No, I don’t think the embryonic stem cell controversy is a dilemma. When the political climate changes, it will probably go away. What it can do, though, is help the Church sharpen our moral tools for the really tough questions that are ready to break upon us.
Sharpening moral tools
What are those questions? I have said that When does human life begin? is not the question, and I re-framed it in terms of what we value about human life. Another way to re-frame that question– which also has to do with value— is, What does it mean to be human? Let me explain why I believe that is the great question.
With stampeding advances in the science of human genetics and technologies of genetic engineering, and with exponential increases in artificial intelligence and robotics, the issues that will demand our best theological discernment over the next several decades relate to radical changes in human experience. To be more clear, when “natural” human consciousness is altered or “enhanced” by genetic manipulation or by brain implants that either are or connect to thought-expanding computers, those changes strike at the essence of what we have always called personhood. Those changes affect free will, responsibility, accountability, and love. We must ask how much is affected? Are there boundaries to the human experience of mind (always very close to spirit) that ought to be protected from external invasion? Is there a human “essence” that should not be tampered with? How much can the nephesh that God makes from clay and spirit be altered by human manipulation and still be a person? How do we understand soul?

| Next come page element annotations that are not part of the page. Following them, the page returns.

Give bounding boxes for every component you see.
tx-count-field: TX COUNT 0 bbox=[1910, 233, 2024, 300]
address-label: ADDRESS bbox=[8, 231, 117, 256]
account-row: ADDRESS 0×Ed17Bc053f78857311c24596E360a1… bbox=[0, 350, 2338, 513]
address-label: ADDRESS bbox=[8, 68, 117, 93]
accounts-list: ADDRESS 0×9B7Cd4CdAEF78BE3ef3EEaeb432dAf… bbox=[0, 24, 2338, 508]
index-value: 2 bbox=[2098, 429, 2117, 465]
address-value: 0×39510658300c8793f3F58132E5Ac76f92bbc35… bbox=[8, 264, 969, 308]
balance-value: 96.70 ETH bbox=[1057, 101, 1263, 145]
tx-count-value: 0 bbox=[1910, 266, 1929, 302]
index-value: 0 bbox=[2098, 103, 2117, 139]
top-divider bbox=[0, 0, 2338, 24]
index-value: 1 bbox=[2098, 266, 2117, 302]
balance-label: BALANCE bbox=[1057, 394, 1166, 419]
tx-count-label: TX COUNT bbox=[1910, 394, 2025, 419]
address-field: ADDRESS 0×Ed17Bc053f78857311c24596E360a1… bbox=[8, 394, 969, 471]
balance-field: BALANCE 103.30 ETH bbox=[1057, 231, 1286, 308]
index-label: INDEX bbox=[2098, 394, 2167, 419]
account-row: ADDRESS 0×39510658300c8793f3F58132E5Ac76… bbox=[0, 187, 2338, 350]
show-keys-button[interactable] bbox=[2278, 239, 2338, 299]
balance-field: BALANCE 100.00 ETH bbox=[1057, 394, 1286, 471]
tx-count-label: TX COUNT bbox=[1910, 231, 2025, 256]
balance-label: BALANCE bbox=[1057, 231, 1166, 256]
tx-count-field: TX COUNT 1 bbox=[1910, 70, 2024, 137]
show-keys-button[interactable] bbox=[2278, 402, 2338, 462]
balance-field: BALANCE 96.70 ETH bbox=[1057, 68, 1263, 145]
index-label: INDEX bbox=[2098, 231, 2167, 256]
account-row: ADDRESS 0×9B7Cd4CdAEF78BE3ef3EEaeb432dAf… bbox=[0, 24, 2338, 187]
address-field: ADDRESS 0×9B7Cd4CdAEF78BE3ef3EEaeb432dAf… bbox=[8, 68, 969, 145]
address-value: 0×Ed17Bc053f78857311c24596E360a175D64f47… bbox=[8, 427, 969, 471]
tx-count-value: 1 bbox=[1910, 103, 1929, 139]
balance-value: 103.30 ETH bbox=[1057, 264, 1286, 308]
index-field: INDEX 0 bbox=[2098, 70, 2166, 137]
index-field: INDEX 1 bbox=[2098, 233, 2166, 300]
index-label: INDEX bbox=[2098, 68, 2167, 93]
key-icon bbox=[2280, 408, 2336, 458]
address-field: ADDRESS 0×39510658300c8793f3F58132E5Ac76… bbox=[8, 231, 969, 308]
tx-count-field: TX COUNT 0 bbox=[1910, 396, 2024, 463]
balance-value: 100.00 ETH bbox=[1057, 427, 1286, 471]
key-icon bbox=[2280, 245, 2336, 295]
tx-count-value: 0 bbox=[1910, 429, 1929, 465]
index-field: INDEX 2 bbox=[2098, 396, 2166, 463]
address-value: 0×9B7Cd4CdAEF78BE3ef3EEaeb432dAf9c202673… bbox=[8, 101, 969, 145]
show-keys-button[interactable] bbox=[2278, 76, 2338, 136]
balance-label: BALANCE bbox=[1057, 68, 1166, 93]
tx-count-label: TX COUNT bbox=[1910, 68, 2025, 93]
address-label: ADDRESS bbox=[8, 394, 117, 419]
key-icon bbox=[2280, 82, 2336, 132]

And to take the question to another level, will there be machines that can legitimately lay claim to personhood? Trekkies have already been asking if Data, the robot/android who mimics human reason and feeling in Star Trek: the Next Generation, has a soul. Several years ago my congregation pondered a sermon entitled, “When will the Church baptize a robot?” The question sounds like a preacher’s trick to grab attention, but it’s not. (At least not altogether!) The title directs us to probe more deeply than our customary reflexive anthropocentrism–the box that we are just beginning to realize is just that, a mental box–in asking what traits qualify one to be a child of God. Is bios essential? Homo sapiens? That is a question that will challenge our theological discernment profoundly in an age of increasing fluidity between the biological and the machine. I think that’s where the real dilemmas await us!
ALBERT H. KELLER is Associate Professor of Ethics, Medical University of South Carolina and pastor of Circular Church, Charleston, S. C.